ALBUM REVIEW: Don’t Take Forever – The Maple State
On Don’t Take Forever, THE MAPLE STATE display what can be found in reconciliation. Coming back together as the band’s original lineup after disbanding in 2008, this album was 17 years in the making. Musing on loss, friendship, and passing time, Don’t Take Forever is exactly what you’d expect from an album that was brought from such an experience.
The album meets THE MAPLE STATE where they left off, with their staple indie and emo sound charging through from the offset. On Zero Days Since Last Incident jangling guitar riffs swing out and punctuate the track’s reflections on a mental health crisis. This is a format that a lot of the tracks take, and comes to define the whole album, posing emotional reflections with a strict sense of their sound as a band.
Vulnerable and open, THE MAPLE STATE are keen to explore the passing of time that they have experienced since their last venture as a quartet. This finds urgency and nostalgia at play constantly, and on Better Than Before the collective voice of the band shines out through the various harmonies. The track builds momentum as the piano and guitar lines pick up and it feels like a cathartic reclamation of their sound and the time lost. This leads into No Time To Waste, an upbeat, fun, and sincere track that affirms that their time apart will no longer be time lost.

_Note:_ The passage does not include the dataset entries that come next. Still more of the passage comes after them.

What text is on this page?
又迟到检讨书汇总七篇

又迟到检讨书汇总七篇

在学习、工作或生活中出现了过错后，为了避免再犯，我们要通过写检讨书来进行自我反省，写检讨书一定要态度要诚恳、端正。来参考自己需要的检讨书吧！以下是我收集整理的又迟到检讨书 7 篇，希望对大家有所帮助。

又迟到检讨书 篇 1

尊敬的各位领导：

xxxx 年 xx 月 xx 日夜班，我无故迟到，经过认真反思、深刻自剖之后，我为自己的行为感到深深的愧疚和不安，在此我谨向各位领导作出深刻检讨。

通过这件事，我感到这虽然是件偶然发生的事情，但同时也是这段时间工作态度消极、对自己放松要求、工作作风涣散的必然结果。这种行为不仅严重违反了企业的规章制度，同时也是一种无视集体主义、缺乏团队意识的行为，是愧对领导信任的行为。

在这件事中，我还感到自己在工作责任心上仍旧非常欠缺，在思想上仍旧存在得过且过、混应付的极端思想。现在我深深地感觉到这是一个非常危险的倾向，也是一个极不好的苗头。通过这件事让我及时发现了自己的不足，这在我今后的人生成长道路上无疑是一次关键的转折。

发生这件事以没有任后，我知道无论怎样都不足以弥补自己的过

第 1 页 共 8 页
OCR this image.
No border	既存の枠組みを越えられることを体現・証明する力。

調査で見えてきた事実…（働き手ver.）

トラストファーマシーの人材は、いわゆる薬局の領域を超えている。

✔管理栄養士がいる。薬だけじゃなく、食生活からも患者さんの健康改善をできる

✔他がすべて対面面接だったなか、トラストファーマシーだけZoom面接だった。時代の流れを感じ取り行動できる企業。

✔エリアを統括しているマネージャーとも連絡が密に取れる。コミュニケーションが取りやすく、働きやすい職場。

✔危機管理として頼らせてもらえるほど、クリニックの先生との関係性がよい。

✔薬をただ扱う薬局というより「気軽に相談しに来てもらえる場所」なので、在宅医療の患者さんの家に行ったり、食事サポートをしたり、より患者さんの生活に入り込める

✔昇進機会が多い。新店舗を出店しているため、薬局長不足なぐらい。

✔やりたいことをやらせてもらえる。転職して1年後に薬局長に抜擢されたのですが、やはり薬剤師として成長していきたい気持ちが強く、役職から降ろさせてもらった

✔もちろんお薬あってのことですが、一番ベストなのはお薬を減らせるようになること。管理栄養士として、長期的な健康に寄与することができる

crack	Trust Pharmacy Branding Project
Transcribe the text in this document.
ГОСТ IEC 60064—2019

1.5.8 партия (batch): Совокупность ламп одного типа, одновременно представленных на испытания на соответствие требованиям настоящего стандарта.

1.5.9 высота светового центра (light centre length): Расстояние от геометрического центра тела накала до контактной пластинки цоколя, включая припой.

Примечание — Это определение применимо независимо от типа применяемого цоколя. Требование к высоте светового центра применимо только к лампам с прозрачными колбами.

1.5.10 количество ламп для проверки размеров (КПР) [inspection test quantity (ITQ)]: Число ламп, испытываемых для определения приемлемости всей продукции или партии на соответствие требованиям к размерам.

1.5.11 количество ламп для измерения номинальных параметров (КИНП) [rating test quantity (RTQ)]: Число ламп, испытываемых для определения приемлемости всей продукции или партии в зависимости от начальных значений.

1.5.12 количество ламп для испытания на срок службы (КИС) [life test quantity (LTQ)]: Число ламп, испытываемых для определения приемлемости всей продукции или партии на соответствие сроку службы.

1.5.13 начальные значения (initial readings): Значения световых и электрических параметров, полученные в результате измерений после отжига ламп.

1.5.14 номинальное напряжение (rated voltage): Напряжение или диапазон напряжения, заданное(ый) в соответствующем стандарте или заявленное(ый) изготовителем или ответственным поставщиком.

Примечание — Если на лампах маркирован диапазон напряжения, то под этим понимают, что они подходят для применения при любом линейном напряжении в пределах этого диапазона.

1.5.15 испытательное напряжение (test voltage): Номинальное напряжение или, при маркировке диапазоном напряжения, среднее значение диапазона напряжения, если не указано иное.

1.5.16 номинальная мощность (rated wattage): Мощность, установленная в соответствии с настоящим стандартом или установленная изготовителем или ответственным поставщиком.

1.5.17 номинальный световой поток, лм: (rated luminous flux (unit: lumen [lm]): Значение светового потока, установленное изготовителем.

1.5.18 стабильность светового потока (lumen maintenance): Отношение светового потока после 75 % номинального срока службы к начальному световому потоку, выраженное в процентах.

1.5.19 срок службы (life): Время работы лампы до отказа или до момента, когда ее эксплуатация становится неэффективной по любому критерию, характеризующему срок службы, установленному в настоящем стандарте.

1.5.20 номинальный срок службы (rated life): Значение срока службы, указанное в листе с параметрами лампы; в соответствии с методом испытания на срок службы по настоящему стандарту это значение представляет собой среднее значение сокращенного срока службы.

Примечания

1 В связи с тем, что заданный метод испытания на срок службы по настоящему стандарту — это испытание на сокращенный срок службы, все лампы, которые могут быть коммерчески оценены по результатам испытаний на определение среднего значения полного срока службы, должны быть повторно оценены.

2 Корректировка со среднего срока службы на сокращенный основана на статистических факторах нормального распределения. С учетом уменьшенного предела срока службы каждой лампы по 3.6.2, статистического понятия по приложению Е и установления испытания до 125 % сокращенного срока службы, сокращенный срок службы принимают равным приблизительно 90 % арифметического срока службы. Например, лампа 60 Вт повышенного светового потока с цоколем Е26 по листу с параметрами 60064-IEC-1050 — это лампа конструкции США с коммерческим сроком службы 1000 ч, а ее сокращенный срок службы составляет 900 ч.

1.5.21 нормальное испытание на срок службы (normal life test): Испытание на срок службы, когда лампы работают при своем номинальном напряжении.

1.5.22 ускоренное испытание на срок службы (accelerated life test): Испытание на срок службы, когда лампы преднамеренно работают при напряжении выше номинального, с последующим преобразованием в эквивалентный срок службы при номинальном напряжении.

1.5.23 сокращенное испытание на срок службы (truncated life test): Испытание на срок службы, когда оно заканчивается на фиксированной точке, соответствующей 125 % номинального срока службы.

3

The issue that THE MAPLE STATE face is that the tracks get lost amongst themselves. For each track that stands out, there are a handful that submerge themselves in repetitive melodies that find the album veering off into stagnation. Tracks such as Settle Down and There’s Always Money In The Banana Stand have some intriguing guitar patterns and piano melodies amidst them, but ultimately become lost and miss the mark when falling into a pattern of delivering what it seems like a song by THE MAPLE STATE should sound like.
This feeling is increased tenfold when a track like Willow appears. As the band explores the idea of starting fresh, the track is largely acoustic and takes a large influence from folk songwriting. Lyrically positioning a narrative that traces throughout the track, the song pushes their sound in a new direction, but also finds a way to merge their lyricism with this in a compelling way. Willow is a hidden gem amongst Don’t Take Forever.
Ultimately, Don’t Take Forever does what it sets out to, it finds THE MAPLE STATE reunited and examining what it means to be releasing an album that has taken 17 years to come to fruition. Its ruminations on the passing of time and its various offshoots into loss, connection, and friendship are at its core, and THE MAPLE STATE take no time to fall back into their sound. This does however feel like a comfort blanket for them, and, ultimately, you can’t help but wonder what might have happened if they didn’t play it quite as safe.
Rating: 5/10

Don’t Take Forever is out now via self release.